それが心地良くて高杉に身を任せるとふと襲い来る眠気にそういえば随分疲れていた、と神威はぼんやり思った。
「高杉、」
ねむい、と神威が呟けば高杉の指が殊更優しくなったように感じて、うとうとと湯の暖かさから眠気の方が勝って仕舞う。
背後で笑みを漏らすような高杉の吐息が聴こえるのにもう瞼が抗えない。
「・・・寝やがった」
眠って仕舞った神威を呆れたように見下ろしながらも高杉は指の動きを止めない。
その細い珊瑚色の髪を丁寧に洗えばさらさらと零れるような絹糸のようでそれに触れるのは悪くないと思っている。

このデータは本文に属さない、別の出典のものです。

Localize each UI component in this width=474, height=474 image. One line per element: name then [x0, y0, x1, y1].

だから高杉が髪を手入れした後、大抵神威は高杉の旗艦に居る間髪を下ろすか編むのではなく一つに束ねていることが多い。
こんな餓鬼と寝るのは癪だがそのさらさらとした髪に褥で触れるのは恐らく気に入っているのだ。
眠って仕舞った姿はまるで猛獣の寝姿だな、と高杉は胸の内で思いながらも髪を洗った。
そして流す為に神威を起こそうとして不意に悪戯心が湧く。
一瞬思巡したが、湯を桶で掬ってそれからそれを一気に神威にかけた。

「うわっぷ・・・!」
かけられて聲を上げたのは神威だ。
それはそうである。うとうとしていたら突然の仕打ちだ。
高杉だ。抗議の聲を上げようとしたが「はははっ」と弾けたように響く笑い声に目を瞠った。
「酷いや・・・」
けれども滅多に聴かない高杉の笑い声に、その声が聴けるのならこれも悪くないかと神威も声をあげて笑った。